I want to understand how to convert signed number into unsigned.
lets say I have this:
byte number = 127; // '1111111'
In order to make it unsigned I have to choose "bigger" data type 'short' and apply AND operator with value 0x00ff.
short number2;
number2 = number & 0x00ff;
Why does it make the number unsigned?
Best Answer
Java doesn't actually have unsigned primitives.
The value 127 is actually represented by '01111111' the first bit being the sign (0 is positive).
An unsigned byte would be able to hold values 0 to 255, but 127 is the maximum for a signed byte. Since a byte has 8 bits, and the signed one consumes one to hold the sign. So if you want to represent values larger than 127 you need to use a bigger type that has a greater number of bits. The greater type also has a reserved bit for sign, but it has at least 8 bits used for the actual values, so you can represent the value 255.
That being said, you should probably avoid using byte and short because there are issues with them. You'll notice i cast the result to short, since the operators actually return int. You should just stick to int and long in java since they are implemented better.
Edit: the AND operator makes it unsigned since the sign bit is the first bit of the short, and you copy the 8 bits holding the value of the byte to the last 8 bits of the short. So if you have a negative number the first bit which is 1 (that means it's negative) actually becomes part of the value.

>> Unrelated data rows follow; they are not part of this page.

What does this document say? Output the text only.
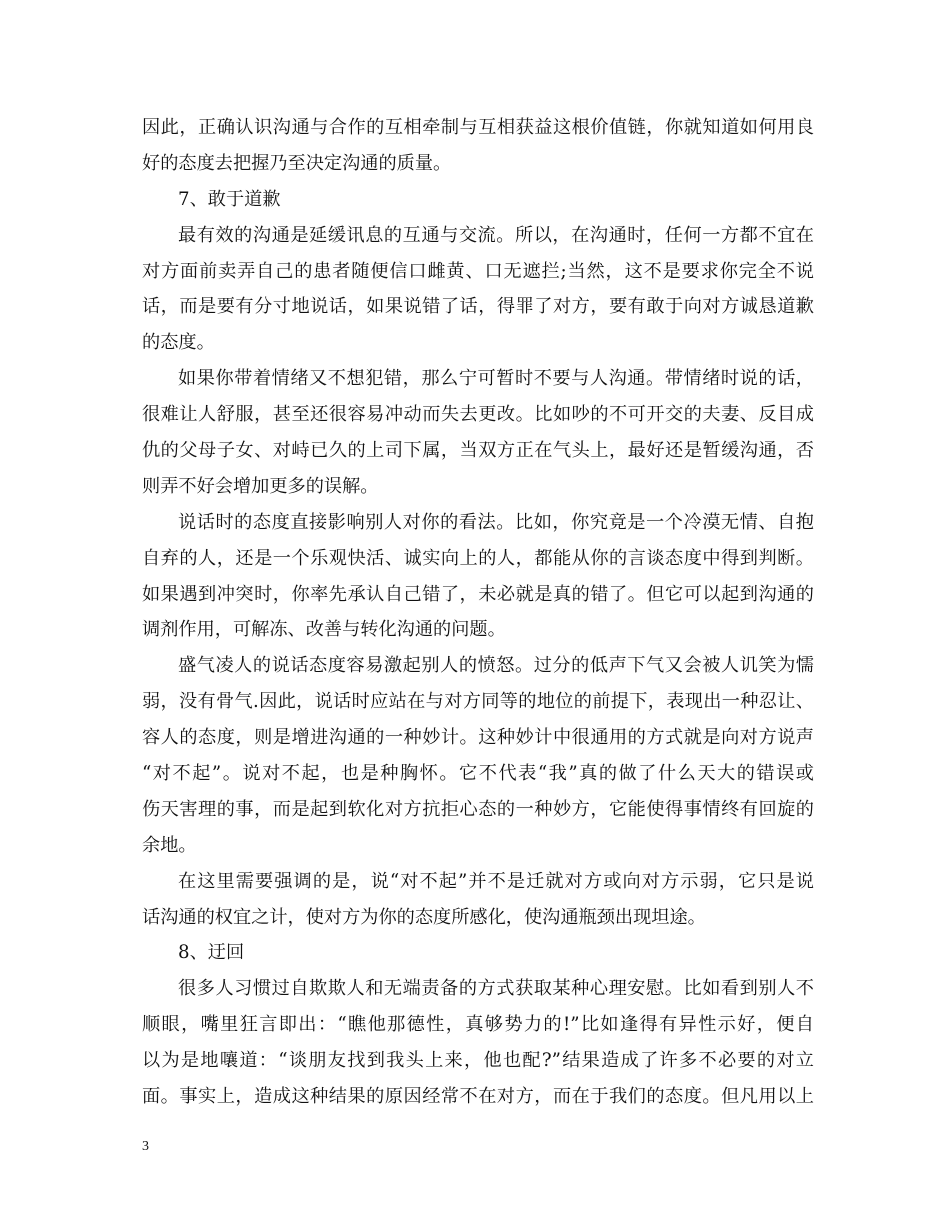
因此，正确认识沟通与合作的互相牵制与互相获益这根价值链，你就知道如何用良
好的态度去把握乃至决定沟通的质量。
7、敢于道歉
最有效的沟通是延缓讯息的互通与交流。所以，在沟通时，任何一方都不宜在
对方面前卖弄自己的患者随便信口雌黄、口无遮拦;当然，这不是要求你完全不说
话，而是要有分寸地说话，如果说错了话，得罪了对方，要有敢于向对方诚恳道歉
的态度。
如果你带着情绪又不想犯错，那么宁可暂时不要与人沟通。带情绪时说的话，
很难让人舒服，甚至还很容易冲动而失去更改。比如吵的不可开交的夫妻、反目成
仇的父母子女、对峙已久的上司下属，当双方正在气头上，最好还是暂缓沟通，否
则弄不好会增加更多的误解。
说话时的态度直接影响别人对你的看法。比如，你究竟是一个冷漠无情、自抱
自弃的人，还是一个乐观快活、诚实向上的人，都能从你的言谈态度中得到判断。
如果遇到冲突时，你率先承认自己错了，未必就是真的错了。但它可以起到沟通的
调剂作用，可解冻、改善与转化沟通的问题。
盛气凌人的说话态度容易激起别人的愤怒。过分的低声下气又会被人讥笑为懦
弱，没有骨气.因此，说话时应站在与对方同等的地位的前提下，表现出一种忍让、
容人的态度，则是增进沟通的一种妙计。这种妙计中很通用的方式就是向对方说声
“对不起”。说对不起，也是种胸怀。它不代表“我”真的做了什么天大的错误或
伤天害理的事，而是起到软化对方抗拒心态的一种妙方，它能使得事情终有回旋的
余地。
在这里需要强调的是，说“对不起”并不是迁就对方或向对方示弱，它只是说
话沟通的权宜之计，使对方为你的态度所感化，使沟通瓶颈出现坦途。
8、迂回
很多人习惯过自欺欺人和无端责备的方式获取某种心理安慰。比如看到别人不
顺眼，嘴里狂言即出：“瞧他那德性，真够势力的!”比如逢得有异性示好，便自
以为是地嚷道：“谈朋友找到我头上来，他也配?”结果造成了许多不必要的对立
面。事实上，造成这种结果的原因经常不在对方，而在于我们的态度。但凡用以上
3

And the short will always be positive since its sign bit is at two high of a power of two to be affected by the short.
Edit 2: Take note though that since the negative values use two's complement representation the value might not be what you expect it. all the positive values remain the same.
But -128 = 0x10000000 will become 128
-127 = 0x10000001 will become 129
and so on until -1 = 0x11111111 which will become 255